The IRS has agreed to pay closer attention to what is said in houses of worship after reaching a settlement with a secularist group in federal court last week.
On Friday, the IRS settled a lawsuit filed in 2012 by the Freedom from Religion Foundation (FFRF). The Wisconsin group brought the lawsuit because it said the IRS was ignoring complaints about churches violating their tax-exempt statuses. Specifically, FFRF said many churches promote political issues, legislation, and/or candidates from the pulpit in violation of the 1954 Johnson Amendment, which requires that non-profits not endorse candidates.
According to FFRF, the IRS has not followed a 2009 ruling requiring it to hire someone to keep an eye on church politicking. The IRS says it hasn't ignored the ruling, but merely failed to follow it.
The government has put a moratorium on the IRS’ investigations of tax-exempt organizations after the scandal that broke in 2013 over its targeting of pro-life, pro-family, and Tea Party groups. FFRF says that even though the IRS will not enforce the agreement because of the moratorium, they can still bring the lawsuit again if needed after the moratorium is lifted.
FFRF said in a press release that it filed the lawsuit because of Pulpit Freedom Sunday, which in 2012 involved approximately 1,500 church leaders delivering sermons on the intersection between politics and Scripture.
The effort, launched by Alliance Defending Freedom in 2008, aims to generate test cases to overturn the Johnson Amendment.
According to FFRF, “Pulpit Freedom Sunday … has become an annual occasion for churches to violate the law with impunity. The IRS, meanwhile, admittedly was not enforcing the restrictions against churches.”
Erik Stanley, senior legal counsel for Alliance Defending Freedom and head of the Pulpit Initiative, told LifeSiteNews that “the IRS has no business censoring what a pastor preaches from the pulpit.”
According to Stanley, his organization is “attempting to bring the era of IRS censorship and intimidation to an end by challenging the Johnson Amendment, which imposes unconstitutional restrictions on clergy speech.”
The tax-exempt status of churches is not an even trade-off to give up free speech, he said. “No one would suggest a pastor give up his church’s tax-exempt status if he wants to keep his constitutional protection against illegal search and seizure or cruel and unusual punishment,” he said.
Stanley insists that not only is the trade-off unequal, but “churches are automatically tax exempt out of recognition that the surest way to destroy the free exercise of religion is to begin taxing it.”
“Churches are constitutionally entitled to a tax exemption and that exemption cannot be conditioned on the surrender of constitutional rights.”
Stanley also advised the IRS to “adopt fair procedures for auditing churches” and said the agency “should publish those procedures for everyone to see. Right now, the IRS is being very secretive about these procedures and that secrecy breeds mistrust.”

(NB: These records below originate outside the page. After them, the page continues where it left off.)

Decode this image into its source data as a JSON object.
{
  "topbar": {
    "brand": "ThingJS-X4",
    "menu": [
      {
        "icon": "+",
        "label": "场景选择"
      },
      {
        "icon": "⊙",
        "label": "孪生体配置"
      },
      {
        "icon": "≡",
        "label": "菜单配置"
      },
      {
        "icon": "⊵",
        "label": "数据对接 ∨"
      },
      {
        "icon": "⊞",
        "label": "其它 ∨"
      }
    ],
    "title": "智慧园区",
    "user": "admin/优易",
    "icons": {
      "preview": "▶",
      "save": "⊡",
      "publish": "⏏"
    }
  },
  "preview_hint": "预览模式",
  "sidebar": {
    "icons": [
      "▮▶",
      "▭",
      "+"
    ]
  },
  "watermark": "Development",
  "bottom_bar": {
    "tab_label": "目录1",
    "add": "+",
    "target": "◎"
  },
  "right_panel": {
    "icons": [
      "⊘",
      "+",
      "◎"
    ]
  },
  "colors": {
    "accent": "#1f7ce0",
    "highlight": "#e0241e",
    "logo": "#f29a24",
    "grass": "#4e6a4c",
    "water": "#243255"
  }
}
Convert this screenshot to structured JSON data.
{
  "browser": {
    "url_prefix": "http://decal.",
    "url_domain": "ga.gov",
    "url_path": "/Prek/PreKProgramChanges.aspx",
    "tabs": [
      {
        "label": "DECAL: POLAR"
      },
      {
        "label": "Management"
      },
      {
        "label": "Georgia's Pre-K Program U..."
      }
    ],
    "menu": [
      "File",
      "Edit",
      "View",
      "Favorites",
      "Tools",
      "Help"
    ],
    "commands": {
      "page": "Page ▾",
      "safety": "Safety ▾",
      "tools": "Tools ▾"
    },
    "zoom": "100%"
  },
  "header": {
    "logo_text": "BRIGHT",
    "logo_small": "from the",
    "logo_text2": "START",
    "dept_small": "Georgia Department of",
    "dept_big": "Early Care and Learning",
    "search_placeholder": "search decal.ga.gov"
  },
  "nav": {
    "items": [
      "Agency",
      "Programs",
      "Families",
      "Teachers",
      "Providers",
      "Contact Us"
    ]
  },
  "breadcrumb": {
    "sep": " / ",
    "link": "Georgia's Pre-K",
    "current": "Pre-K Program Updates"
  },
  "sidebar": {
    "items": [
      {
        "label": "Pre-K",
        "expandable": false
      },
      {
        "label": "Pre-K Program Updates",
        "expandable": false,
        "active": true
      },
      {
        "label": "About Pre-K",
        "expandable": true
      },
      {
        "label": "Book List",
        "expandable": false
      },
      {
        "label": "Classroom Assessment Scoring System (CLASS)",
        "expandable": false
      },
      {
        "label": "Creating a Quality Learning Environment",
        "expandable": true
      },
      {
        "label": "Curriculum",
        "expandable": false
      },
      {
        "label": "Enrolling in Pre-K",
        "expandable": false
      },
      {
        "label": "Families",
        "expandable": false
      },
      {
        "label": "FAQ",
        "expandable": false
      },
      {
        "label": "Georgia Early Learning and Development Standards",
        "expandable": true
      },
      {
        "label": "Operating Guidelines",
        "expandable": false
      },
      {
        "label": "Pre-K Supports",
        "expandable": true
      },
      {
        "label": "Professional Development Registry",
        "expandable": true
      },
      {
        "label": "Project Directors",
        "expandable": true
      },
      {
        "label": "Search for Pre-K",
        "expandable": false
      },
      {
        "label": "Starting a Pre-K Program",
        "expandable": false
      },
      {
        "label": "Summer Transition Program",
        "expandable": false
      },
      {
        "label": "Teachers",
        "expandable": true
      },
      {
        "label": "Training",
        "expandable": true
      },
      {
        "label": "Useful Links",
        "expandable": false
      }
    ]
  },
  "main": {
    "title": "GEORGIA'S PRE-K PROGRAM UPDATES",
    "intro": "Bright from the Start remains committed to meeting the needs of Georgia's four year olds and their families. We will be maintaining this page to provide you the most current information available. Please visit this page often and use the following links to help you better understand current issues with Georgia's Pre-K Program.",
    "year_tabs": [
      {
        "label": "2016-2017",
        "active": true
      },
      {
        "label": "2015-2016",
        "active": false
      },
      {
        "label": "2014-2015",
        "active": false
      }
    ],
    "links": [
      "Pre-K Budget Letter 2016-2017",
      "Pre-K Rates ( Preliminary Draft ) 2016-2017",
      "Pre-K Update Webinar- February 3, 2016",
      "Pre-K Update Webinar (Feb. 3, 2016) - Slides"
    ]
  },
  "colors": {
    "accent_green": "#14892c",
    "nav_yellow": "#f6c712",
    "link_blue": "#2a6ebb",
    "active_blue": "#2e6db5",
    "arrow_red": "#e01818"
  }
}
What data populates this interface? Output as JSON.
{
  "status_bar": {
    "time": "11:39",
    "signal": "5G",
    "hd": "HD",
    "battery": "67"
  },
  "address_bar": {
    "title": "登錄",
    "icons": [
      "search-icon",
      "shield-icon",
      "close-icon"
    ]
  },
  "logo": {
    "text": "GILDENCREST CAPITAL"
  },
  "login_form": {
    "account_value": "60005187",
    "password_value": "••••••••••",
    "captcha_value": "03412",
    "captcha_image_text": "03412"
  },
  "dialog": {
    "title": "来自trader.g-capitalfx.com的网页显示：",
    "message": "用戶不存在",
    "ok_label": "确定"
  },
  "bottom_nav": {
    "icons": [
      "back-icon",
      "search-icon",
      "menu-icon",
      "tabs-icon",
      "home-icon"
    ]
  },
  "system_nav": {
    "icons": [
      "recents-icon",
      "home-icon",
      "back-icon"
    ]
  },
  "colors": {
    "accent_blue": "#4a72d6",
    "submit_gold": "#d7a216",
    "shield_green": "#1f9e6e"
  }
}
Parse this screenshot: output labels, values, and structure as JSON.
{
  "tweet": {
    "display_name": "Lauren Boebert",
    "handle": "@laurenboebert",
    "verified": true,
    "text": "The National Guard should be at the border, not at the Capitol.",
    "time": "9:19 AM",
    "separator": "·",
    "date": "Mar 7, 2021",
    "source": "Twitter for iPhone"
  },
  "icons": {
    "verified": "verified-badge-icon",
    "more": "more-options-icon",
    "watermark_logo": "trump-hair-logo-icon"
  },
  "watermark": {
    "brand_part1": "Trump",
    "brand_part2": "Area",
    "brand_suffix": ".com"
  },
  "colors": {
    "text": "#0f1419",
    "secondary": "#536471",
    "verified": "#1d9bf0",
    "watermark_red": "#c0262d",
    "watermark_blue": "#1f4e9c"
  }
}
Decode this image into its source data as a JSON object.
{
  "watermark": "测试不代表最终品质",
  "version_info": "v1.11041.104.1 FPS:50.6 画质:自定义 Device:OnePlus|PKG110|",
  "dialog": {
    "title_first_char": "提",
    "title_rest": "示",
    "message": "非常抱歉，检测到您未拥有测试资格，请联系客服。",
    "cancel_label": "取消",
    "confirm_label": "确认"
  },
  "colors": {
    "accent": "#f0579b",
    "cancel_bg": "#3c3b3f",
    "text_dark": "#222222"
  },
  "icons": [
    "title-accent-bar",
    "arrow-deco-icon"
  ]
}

Stanley says that trust is an issue “especially given the recent IRS scandal. Churches should be allowed to decide for themselves what they want to talk about. The IRS should not be the one making the decision by threatening to revoke a church’s tax-exempt status.” He noted that the targeting scandal showed that the IRS was “used as a political tool of censorship to silence opponents.”
“A pastor’s speech from the pulpit should not be subject to the whims of a government official,” concluded Stanley.
Election years often bring out criticisms of churches from political opponents. Pastors who speak against abortion or same-sex relationships are often accused of being political, but Stanley says that's because “society has been taking issues that are biblical, slapping a political label on them, and telling churches that they are now off-limits. The church has not been invading the realm of politics. Rather, politics has been invading the realm of the church.”
The Alliance Defending Freedom's opposition to the Johnson Amendment has faced criticisms from liberal pundits and clergy, including the executive director of Americans United for Separation of Church and State, Rev. Barry Lynn. In 2008, Lynn and Stanley engaged in an online debate, where Lynn said that ADF “is making a big mistake in urging pastors to violate federal tax law in their sermons.”
Likewise, The Week contributor Amelia Thomson-DeVeaux wrote last month that the Johnson Amendment is “a contract of sorts with the government, where [religious non-profits] receive a sizeable financial benefit — tax exemption — in exchange for certain forms of oversight. And this isn't about targeting GOP-friendly religious…or stifling Christian freedom of expression. The prohibition on electioneering should apply equally to all houses of worship — be they Jewish, Muslim, Hindu, Christian, or any other faith.”
Thomson-DeVeaux said the IRS should crack down on pastors who violate the Johnson Amendment, especially in light of Pulpit Freedom Sunday.
According to Stanley, his group launched Pulpit Freedom Sunday “to restore a pastor’s right to speak freely from the pulpit without fearing government control or intimidation. It is the pastor’s job to decide what is said from the pulpit, not the IRS.”
“Simply put,” says Stanley, “we need to get the IRS out of the pulpits of America.”